Spiritual and herbal healing was cast aside in favor of treatments involving mercury, bloodletting, and ether, as the wave of the future – treatments now known to kill people.

With the arrival of modern medicine, in came big money to promote these practices. Only the people who could afford modern medical care were those who could get it. There was no medical insurance to cover the poor or the wealthy.  Meanwhile, shamans and mediums were still treating those who could not pay. For free, out of the kindness of their hearts, while people were dying in troves of blood loss, mercury poisoning and ether overdose, shamans were still trying, often getting sick themselves to do so. (For a modern day example, we can look to Ebola clinics in West Africa and the spiritual healers trying to help those who cannot go to a clinic for whatever reason).*

Overtime, with the cost of modern procedures rising, and only the elite being able to pay, these practices began to be culturally portrayed as more effective and ‘more civilized’ than the spiritual and herbal practices.

So began the stigma.

The Stigma: 

Spiritual world doctors and therapists (shamans and mediums) are for the poor people, and physical world doctors and therapists are for the rich.

It has been this way for over 300 years.

Shamans and mediums are no less skilled at what they do. Nor do they require less training to be good at what they do. Or less professionalism to provide a high level experience.

It’s just different.

Shamans and mediums heal the spiritual. As spiritual doctors and spiritual therapists, they work to heal emotional, spiritual, energetic and relational pains and traumas. When this happens, lives can dramatically turn around and physical ailments often disappear.

The Truth:

There are healers and therapists that serve all income levels in both the spiritual and the physical communities. 

Each modality – physical or spiritual healing – is of equal merit, yet meeting different needs for those they serve.  Neither is less or more civilized or meant to serve lower or higher income communities. And even though shamans and mediums are gifted, they are no less gifted than the doctor is at his or her healing work.

A gift is a gift. Medical or Spiritual.

Honing a gift and turning it into a professional skill to provide upscale, profound results takes time, training, and experience – all of which often cost money.

All practitioners, no matter the specialty, also have rent, utilities, and bills to pay in order to provide the best experience to their client that they can.

We accept the rates of quality doctors and therapists who work in the physical world.

Now is the time to level the playing field for all the doctors and therapists who work with the spiritual world.

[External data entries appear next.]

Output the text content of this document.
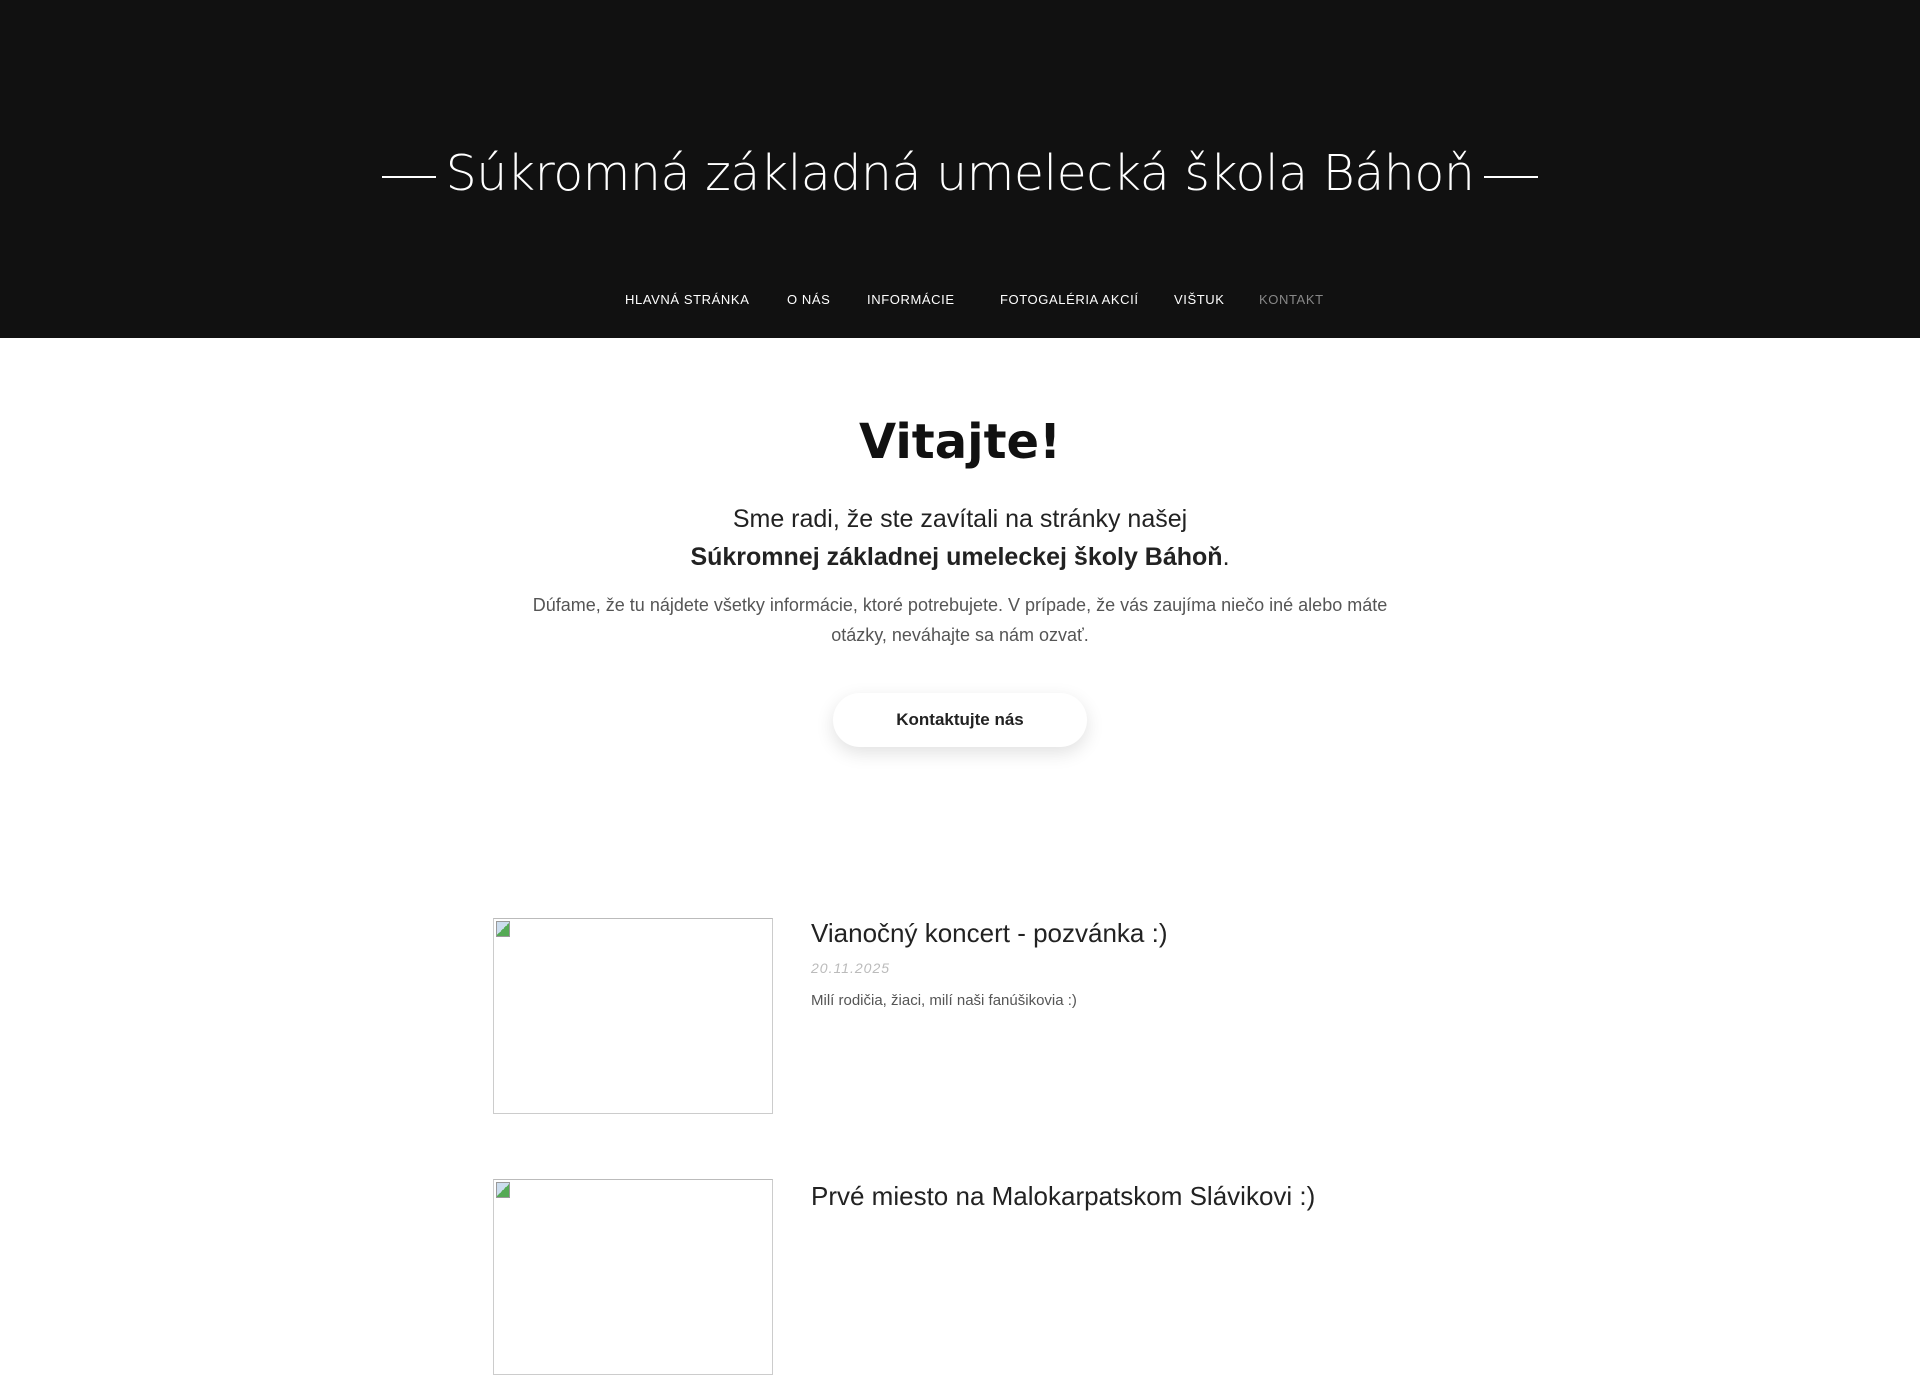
Súkromná základná umelecká škola Báhoň
HLAVNÁ STRÁNKA	O NÁS	INFORMÁCIE	FOTOGALÉRIA AKCIÍ	VIŠTUK	KONTAKT
Vitajte!
Sme radi, že ste zavítali na stránky našej
Súkromnej základnej umeleckej školy Báhoň.

Dúfame, že tu nájdete všetky informácie, ktoré potrebujete. V prípade, že vás zaujíma niečo iné alebo máte otázky, neváhajte sa nám ozvať.

Kontaktujte nás
Vianočný koncert - pozvánka :)
20.11.2025
Milí rodičia, žiaci, milí naši fanúšikovia :)
Prvé miesto na Malokarpatskom Slávikovi :)
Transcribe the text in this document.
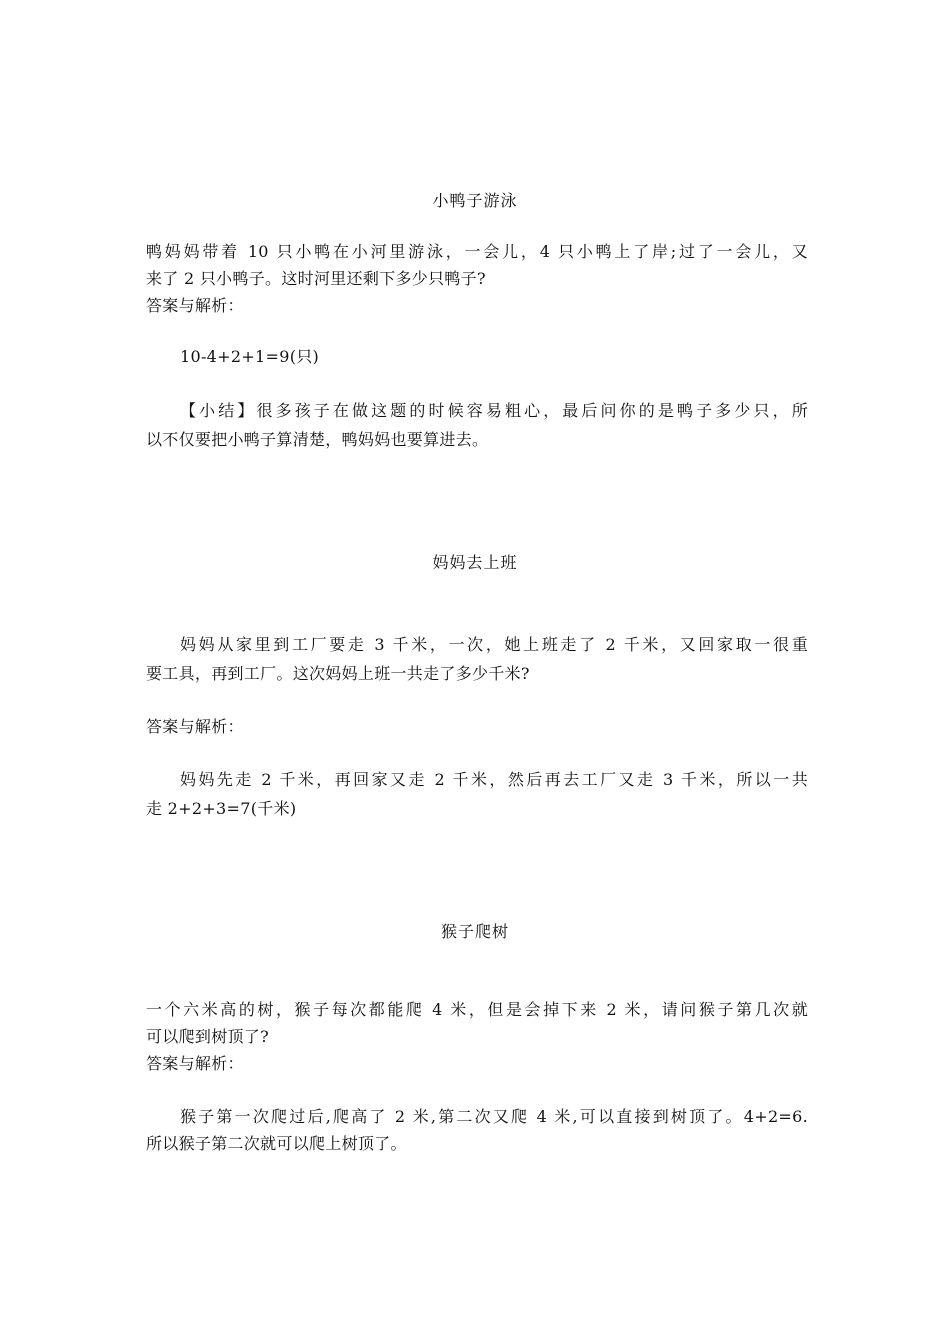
小鸭子游泳
鸭妈妈带着 10 只小鸭在小河里游泳，一会儿，4 只小鸭上了岸;过了一会儿，又
来了 2 只小鸭子。这时河里还剩下多少只鸭子?
答案与解析：
10-4+2+1=9(只)
【小结】很多孩子在做这题的时候容易粗心，最后问你的是鸭子多少只，所
以不仅要把小鸭子算清楚，鸭妈妈也要算进去。
妈妈去上班
妈妈从家里到工厂要走 3 千米，一次，她上班走了 2 千米，又回家取一很重
要工具，再到工厂。这次妈妈上班一共走了多少千米?
答案与解析：
妈妈先走 2 千米，再回家又走 2 千米，然后再去工厂又走 3 千米，所以一共
走 2+2+3=7(千米)
猴子爬树
一个六米高的树，猴子每次都能爬 4 米，但是会掉下来 2 米，请问猴子第几次就
可以爬到树顶了?
答案与解析：
猴子第一次爬过后,爬高了 2 米,第二次又爬 4 米,可以直接到树顶了。4+2=6.
所以猴子第二次就可以爬上树顶了。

If a shaman, a medium or an intuitive healer costs a certain rate, please take a moment and consider what may be going into your service.

It’s likely a whole lot more than you think.

With Love,

*In my attempt to find an unbiased article that discusses the role of traditional healers in the current Ebola epidemic in West Africa, I was unable to find a single article that did not blame, demonize, or shame the traditional healer in some way. No article was linked for this reason.